I'm new here and hypo for two yrs. I have fibromyalgia, diabetes and hypothyroidism... all contributing to fatigue. I am suffering from SEVERE fatigue and my endocrinologist is happy with my diabetes and thyroid numbers. Just had my Vitamin B12, D and magnesium checked but don't know results. Ideas on helping my severe fatigue???
First thing is, do you have any actual blood test results? if not will need to get hold of copies
UK GP practices are supposed to offer online access for blood test results. Ring and ask if this is available and apply to do so if possible, if it is you may need enhanced access to see blood results.
In reality many GP surgeries do not have blood test results online yet
Alternatively ring receptionist and request printed copies of results. Allow couple of days and then go and pick up. They can make nominal charge for printing but many will do so for free (£10 max and can not charge at all after May 2018)
How much Levothyroxine are you taking
Can you add most recent results and ranges for TSH, FT3 and FT4, plus have you also had thyroid antibodies tested
Also helpful if had vitamin D, folate, ferritin and B12 tested. Add results and ranges if you have them
For full Thyroid evaluation you need TSH, FT4, TT4, FT3 plus TPO and TG thyroid antibodies. Plus vitamin D, folate, ferritin and B12.
Essential to test thyroid antibodies, FT3 and FT4, plus vitamins
Private tests are available. Thousands on here forced to do this as NHS often refuses to test FT3 or antibodies
Medichecks Thyroid plus ultra vitamin or Blue Horizon Thyroid plus eleven are the most popular choice. DIY finger prick test or option to pay extra for private blood draw. Both companies often have money off offers.
All thyroid tests should ideally be done as early as possible in morning and fasting.
If on Levothyroxine, don't take in the 24 hours prior to test, delay and take straight after
This gives highest TSH, lowest FT4 and most consistent results. (Patient to patient tip, GP will be unaware)

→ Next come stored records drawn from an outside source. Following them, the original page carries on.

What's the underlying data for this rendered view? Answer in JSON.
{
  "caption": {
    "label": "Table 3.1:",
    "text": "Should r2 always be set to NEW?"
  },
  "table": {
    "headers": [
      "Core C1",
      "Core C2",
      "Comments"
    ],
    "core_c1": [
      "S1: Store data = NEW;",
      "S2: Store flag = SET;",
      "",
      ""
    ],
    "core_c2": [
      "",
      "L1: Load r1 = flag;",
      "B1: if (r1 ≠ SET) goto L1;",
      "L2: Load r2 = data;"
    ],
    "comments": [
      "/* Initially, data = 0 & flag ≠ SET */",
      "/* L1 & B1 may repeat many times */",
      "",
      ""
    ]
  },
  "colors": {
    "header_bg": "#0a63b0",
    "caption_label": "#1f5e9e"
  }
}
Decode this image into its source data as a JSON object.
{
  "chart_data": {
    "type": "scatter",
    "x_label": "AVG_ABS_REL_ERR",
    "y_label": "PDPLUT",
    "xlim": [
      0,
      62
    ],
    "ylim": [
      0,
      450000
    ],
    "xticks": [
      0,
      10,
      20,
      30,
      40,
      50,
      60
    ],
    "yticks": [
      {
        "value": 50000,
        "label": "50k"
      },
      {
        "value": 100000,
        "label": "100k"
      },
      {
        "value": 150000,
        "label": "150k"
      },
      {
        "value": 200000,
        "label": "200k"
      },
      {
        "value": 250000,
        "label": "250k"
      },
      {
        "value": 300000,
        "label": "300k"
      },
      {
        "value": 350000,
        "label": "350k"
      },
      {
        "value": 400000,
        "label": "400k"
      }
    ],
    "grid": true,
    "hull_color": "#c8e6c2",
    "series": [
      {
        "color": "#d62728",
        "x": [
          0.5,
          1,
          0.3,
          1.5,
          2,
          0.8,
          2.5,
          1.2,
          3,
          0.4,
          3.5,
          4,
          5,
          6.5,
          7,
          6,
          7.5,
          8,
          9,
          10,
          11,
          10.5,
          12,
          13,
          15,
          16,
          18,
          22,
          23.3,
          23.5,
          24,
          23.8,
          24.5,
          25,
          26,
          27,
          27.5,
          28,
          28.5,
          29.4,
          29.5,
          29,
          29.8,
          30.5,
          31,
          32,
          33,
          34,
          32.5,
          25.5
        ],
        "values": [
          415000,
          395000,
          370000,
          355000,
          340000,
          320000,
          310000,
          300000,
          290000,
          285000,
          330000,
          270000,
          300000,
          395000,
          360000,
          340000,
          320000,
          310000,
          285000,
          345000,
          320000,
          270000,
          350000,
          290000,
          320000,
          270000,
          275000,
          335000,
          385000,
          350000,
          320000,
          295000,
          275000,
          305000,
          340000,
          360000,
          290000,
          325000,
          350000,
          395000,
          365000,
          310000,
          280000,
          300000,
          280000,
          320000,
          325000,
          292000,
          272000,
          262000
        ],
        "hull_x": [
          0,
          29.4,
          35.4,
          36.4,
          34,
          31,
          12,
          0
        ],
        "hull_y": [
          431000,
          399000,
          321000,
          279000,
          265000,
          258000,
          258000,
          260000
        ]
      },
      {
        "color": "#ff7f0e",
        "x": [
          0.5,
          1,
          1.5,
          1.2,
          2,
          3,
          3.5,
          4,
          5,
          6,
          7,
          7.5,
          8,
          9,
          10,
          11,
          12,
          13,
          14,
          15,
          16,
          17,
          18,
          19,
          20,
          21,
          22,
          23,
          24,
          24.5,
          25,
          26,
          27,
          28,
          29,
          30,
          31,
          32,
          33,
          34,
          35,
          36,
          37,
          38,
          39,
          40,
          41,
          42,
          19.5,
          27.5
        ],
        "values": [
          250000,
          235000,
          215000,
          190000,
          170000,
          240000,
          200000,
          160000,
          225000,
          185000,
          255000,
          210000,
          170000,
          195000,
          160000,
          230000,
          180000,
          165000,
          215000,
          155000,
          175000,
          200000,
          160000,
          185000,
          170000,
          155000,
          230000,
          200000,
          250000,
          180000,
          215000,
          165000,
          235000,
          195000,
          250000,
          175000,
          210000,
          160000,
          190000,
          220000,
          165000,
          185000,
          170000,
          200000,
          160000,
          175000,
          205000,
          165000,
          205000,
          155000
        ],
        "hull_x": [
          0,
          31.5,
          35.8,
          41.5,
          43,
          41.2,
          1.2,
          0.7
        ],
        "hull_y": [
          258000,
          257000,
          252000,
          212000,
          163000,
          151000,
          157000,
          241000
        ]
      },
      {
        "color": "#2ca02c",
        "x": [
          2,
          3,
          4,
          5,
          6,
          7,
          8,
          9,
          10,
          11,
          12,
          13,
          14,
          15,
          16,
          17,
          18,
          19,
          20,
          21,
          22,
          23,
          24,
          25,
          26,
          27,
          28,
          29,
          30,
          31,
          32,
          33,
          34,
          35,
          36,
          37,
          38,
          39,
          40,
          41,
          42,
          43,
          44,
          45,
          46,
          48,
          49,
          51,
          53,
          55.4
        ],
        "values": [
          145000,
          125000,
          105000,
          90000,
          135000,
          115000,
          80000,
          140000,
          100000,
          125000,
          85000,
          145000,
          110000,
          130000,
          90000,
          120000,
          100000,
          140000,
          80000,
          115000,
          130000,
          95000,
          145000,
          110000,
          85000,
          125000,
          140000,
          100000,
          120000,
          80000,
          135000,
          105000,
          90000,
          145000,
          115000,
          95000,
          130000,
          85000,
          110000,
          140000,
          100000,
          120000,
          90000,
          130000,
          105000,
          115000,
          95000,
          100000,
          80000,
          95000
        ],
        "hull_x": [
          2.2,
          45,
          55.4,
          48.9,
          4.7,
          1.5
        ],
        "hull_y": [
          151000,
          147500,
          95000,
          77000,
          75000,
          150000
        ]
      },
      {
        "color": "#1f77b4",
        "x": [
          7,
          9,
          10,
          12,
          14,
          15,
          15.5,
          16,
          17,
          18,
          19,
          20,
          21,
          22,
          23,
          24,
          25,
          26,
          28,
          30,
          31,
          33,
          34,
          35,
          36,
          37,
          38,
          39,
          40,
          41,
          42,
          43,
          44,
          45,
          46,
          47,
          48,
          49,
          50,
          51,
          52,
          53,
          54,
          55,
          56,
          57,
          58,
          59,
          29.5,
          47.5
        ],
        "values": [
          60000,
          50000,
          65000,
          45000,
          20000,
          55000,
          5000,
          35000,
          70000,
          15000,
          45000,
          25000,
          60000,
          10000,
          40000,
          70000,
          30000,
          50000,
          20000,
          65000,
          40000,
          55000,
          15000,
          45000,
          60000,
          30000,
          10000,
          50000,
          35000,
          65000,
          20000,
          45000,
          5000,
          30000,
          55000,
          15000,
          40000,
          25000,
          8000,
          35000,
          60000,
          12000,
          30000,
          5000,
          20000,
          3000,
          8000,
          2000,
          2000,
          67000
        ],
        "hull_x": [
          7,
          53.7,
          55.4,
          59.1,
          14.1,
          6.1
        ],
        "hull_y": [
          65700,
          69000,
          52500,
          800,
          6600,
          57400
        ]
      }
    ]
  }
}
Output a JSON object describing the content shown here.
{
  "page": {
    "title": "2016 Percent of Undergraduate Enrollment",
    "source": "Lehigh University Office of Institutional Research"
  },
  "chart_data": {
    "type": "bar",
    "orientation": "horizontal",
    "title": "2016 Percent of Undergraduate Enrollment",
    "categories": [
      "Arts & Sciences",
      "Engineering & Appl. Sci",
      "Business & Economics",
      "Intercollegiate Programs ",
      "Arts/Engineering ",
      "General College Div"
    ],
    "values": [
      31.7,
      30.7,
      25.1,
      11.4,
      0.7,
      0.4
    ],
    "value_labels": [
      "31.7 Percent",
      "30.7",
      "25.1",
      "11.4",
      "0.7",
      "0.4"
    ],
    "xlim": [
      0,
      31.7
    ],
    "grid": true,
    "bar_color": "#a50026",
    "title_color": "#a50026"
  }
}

If antibodies are high this is Hashimoto's, (also known by medics here in UK more commonly as autoimmune thyroid disease).
About 90% of all hypothyroidism in Uk is due to Hashimoto's. Low vitamins are especially common with Hashimoto's. Food intolerances too, especially gluten. So it's important to get tested.
I disagree with your advice that you should fast and desist from taking thyroxine for 24 hours prior to a thyroid test. Thyroxine takes about ten days to be converted to the active T3, so what advantage would missing a dose give? Not one of the 4 endocrinologists I have consulted has suggested fasting or missing a dose but you're right that the tests should be done in early morning.
It means that your TSH will be higher (and free t4 lower) so you stand a better chance of maintaining or increasing dose with TSH-obsessed GPs. Also less likely to throw up when having bloods done. There are only a couple of studies that show changes after eating, but if it is first thing in the morning why take a chance. Intermittent fasting can be could for you. No need to eat in the early am.
If you have fibromyalgia as well as hypo you should be given liothyronine and I know they've now stopped prescribing in the UK but you can source some T3 of your own. If you want to, put up a fresh post asking for information of authentiic sources to be sent by Private Message. No information is permitted on the forum of where to source prescription medication.
A couple of links from an archived site and the doctor was an Adviser to Thyroiduk.org.uk. He also ran the Fibromyalgia Research Foundation, Drlowe.com and Thyroidscience. He died through an accident and is a great loss.
Would be useful if you posted your results and which medication and what dosage. One doc told me that as long as you've had an underactive thyroid, that's how long it takes to get back to norm, which in my case would be having symptoms going back to age 15 so I'll never get there. Synthetic thyroxine did nothing for me, except make the symptoms worse, as a lot of patients have reported. If your TSH has been norm for about a year with no improvement, then push for liothyronine, if he refuses change docs until you find a decent one.